Have you ever said something to one of the “starers?” We’ve been lucky here – but, I am very, very worried about kids in the States, where appearance is important and differences tend to leave you out. I wish we could get our two 6 year olds together! They both seem like characters!
Oh how I wish they could meet up 😦
When people do stare, Alfie just looks at me and says… are they are looking at my special skin? It is the parents that stare and not the children!! Sometimes I have just stood and stared at them until they look at me, then I tell them that he has Vitiligo and would they like me to explain to them? They usually walk away……. The children are all great with him and he has a number of good buddies that would look after him!
Sometimes I could just cry when I see him in the bath or running around the house in his pants..
I’m so glad he has good friends! I’m hoping she will meet some once we are back, we moved when she was so young. You know – I really believe that, at this point, this is so much harder on us parents. I am the same – I fight my tears during baths/at the pool/running around. But then, there are days – I don’t notice at all. There is so much I want to do, to learn…
I adore the smiley spot! You are a fabulous family and I have no doubt G’s real beauty will be solid in her.
Your kids will be fine. As they grow up they will adjust to the people and the stares. They will not let the spots define them. They will get tired of people asking, but will overcome. I think kids adapt more positively to the spots than adults.
Hi “Mother of three Tartlets”,
I am Suraj, an Indian who has lived with Vitiligo for 19 years.
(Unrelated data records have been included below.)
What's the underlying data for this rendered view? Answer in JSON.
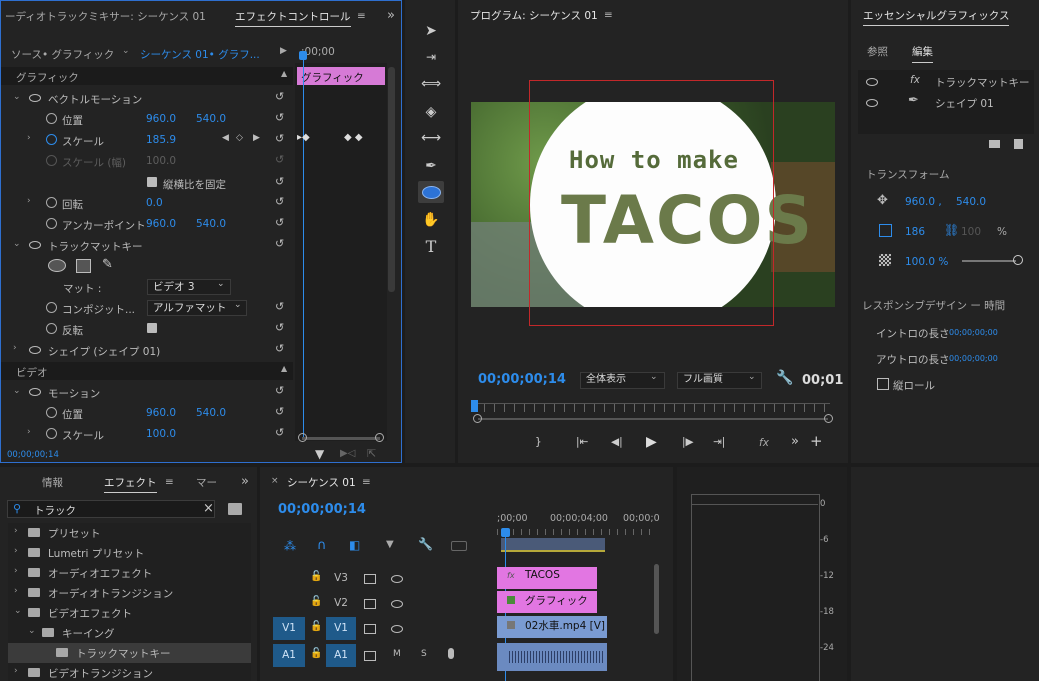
{
  "effect_controls": {
    "tab_mixer": "ーディオトラックミキサー: シーケンス 01",
    "tab_effect_controls": "エフェクトコントロール",
    "source_label": "ソース• グラフィック",
    "sequence_label": "シーケンス 01• グラフ...",
    "ruler_time": ";00;00",
    "clip_label": "グラフィック",
    "section_graphic": "グラフィック",
    "vector_motion": "ベクトルモーション",
    "position_label": "位置",
    "position_x": "960.0",
    "position_y": "540.0",
    "scale_label": "スケール",
    "scale_value": "185.9",
    "scale_width_label": "スケール (幅)",
    "scale_width_value": "100.0",
    "uniform_scale_label": "縦横比を固定",
    "rotation_label": "回転",
    "rotation_value": "0.0",
    "anchor_label": "アンカーポイント",
    "anchor_x": "960.0",
    "anchor_y": "540.0",
    "track_matte_key": "トラックマットキー",
    "matte_label": "マット :",
    "matte_value": "ビデオ 3",
    "composite_label": "コンポジット...",
    "composite_value": "アルファマット",
    "reverse_label": "反転",
    "shape_label": "シェイプ (シェイプ 01)",
    "section_video": "ビデオ",
    "motion_label": "モーション",
    "motion_position_label": "位置",
    "motion_position_x": "960.0",
    "motion_position_y": "540.0",
    "motion_scale_label": "スケール",
    "motion_scale_value": "100.0",
    "timecode": "00;00;00;14"
  },
  "program": {
    "title": "プログラム: シーケンス 01",
    "video_text_small": "How to make",
    "video_text_big": "TACOS",
    "timecode": "00;00;00;14",
    "zoom_value": "全体表示",
    "quality_value": "フル画質",
    "end_timecode": "00;01"
  },
  "essential_graphics": {
    "title": "エッセンシャルグラフィックス",
    "tab_browse": "参照",
    "tab_edit": "編集",
    "layer_fx": "トラックマットキー",
    "layer_shape": "シェイプ 01",
    "transform_label": "トランスフォーム",
    "pos_x": "960.0 ,",
    "pos_y": "540.0",
    "scale_value": "186",
    "scale_width": "100",
    "percent": "%",
    "opacity_value": "100.0 %",
    "responsive_label": "レスポンシブデザイン ー 時間",
    "intro_label": "イントロの長さ",
    "intro_value": "00;00;00;00",
    "outro_label": "アウトロの長さ",
    "outro_value": "00;00;00;00",
    "roll_label": "縦ロール"
  },
  "effects_panel": {
    "tab_info": "情報",
    "tab_effects": "エフェクト",
    "tab_more": "マー",
    "search_value": "トラック",
    "items": [
      {
        "label": "プリセット",
        "depth": 0,
        "open": false
      },
      {
        "label": "Lumetri プリセット",
        "depth": 0,
        "open": false
      },
      {
        "label": "オーディオエフェクト",
        "depth": 0,
        "open": false
      },
      {
        "label": "オーディオトランジション",
        "depth": 0,
        "open": false
      },
      {
        "label": "ビデオエフェクト",
        "depth": 0,
        "open": true
      },
      {
        "label": "キーイング",
        "depth": 1,
        "open": true
      },
      {
        "label": "トラックマットキー",
        "depth": 2,
        "open": false
      },
      {
        "label": "ビデオトランジション",
        "depth": 0,
        "open": false
      }
    ]
  },
  "timeline": {
    "tab": "シーケンス 01",
    "timecode": "00;00;00;14",
    "ruler_labels": [
      ";00;00",
      "00;00;04;00",
      "00;00;0"
    ],
    "tracks": [
      {
        "src": "",
        "name": "V3",
        "kind": "video"
      },
      {
        "src": "",
        "name": "V2",
        "kind": "video"
      },
      {
        "src": "V1",
        "name": "V1",
        "kind": "video"
      },
      {
        "src": "A1",
        "name": "A1",
        "kind": "audio"
      }
    ],
    "audio_m": "M",
    "audio_s": "S",
    "clip_tacos": "TACOS",
    "clip_graphic": "グラフィック",
    "clip_video": "02水車.mp4 [V]"
  },
  "meter": {
    "labels": [
      "0",
      "-6",
      "-12",
      "-18",
      "-24"
    ]
  }
}
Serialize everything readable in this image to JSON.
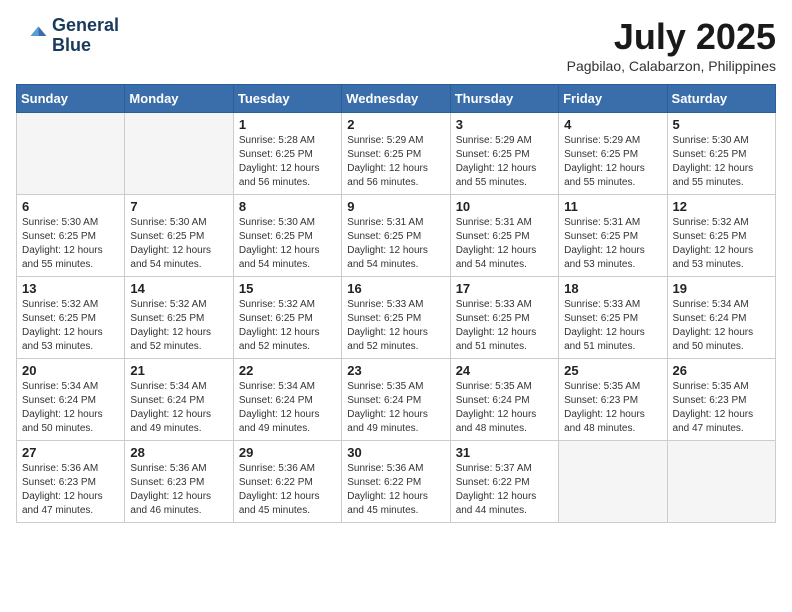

I am now 26, it started when I was 7. More about my story later.
All I want to say right now is, YOU ARE SUPER LUCKY that you are in GERMANY. Please go and see Dr. Schallreuter in Greifswald (North germany). You can get more details about this Doctor at http://vitiligo.eu.com/
I live in Australia and travelled to Germnay this January and then went to Jordan, Dead SEA this year in May with her. I had stopped doing any treatment when I was 15 and now after 10 years I started treatment under her again. At Jordan I met few German patients (kids) who came with their parents. And one of the parents told me that their girl (12 yo) had depigmented 80% and when I saw her this year she was hardly dipigmented on around 5% of her body, she had been doing the treatment for 2 years.
If you need more information then you can contact me via my blog http://www.guptsur.com . I too had given up the fight 10 years back but this year I decide to give myself one last chance. And I am so glad I did. She is 72 years old and does this only to help people not for money anymore. For me she is a God send, I cannot stop praising her.
I am getting good results. If you want my pictures as proof, I can mail you them. I know it might be sounding weird, right ? You don’t even know me. I am showing so much interest because my vitiligo started when I was 7 and I don’t want any kid to go through what I had to. And considering you are in Germany, I was like .. i have to have to tell you about my Gardien Angle.
And never say Vitiligo is not curable .. that is what doctors tell you because they don’t want to do any hard work. Real “Emily’s Vitiligo” for inspiration. IT Motivated me to start my fight against vitiligo.
My daughter just turned eight. I noticed her white spots a few months ago. Since then it has been progressing. The back of the legs is the worst, stomach, arms, feet, forehead. Kids at school are asking what’s wrong with her legs. 😦 Makes me so sad. Still waiting to for her doctor appointment, so trying to do my own research on this. I would like to know of any cures anyone is aware of. Thank you!
Hi Guptsur,
I have seen your blog and also read about the dead sea treatment. Have you seen any considerable improvements after the treatment? I did not see any updates on your blog.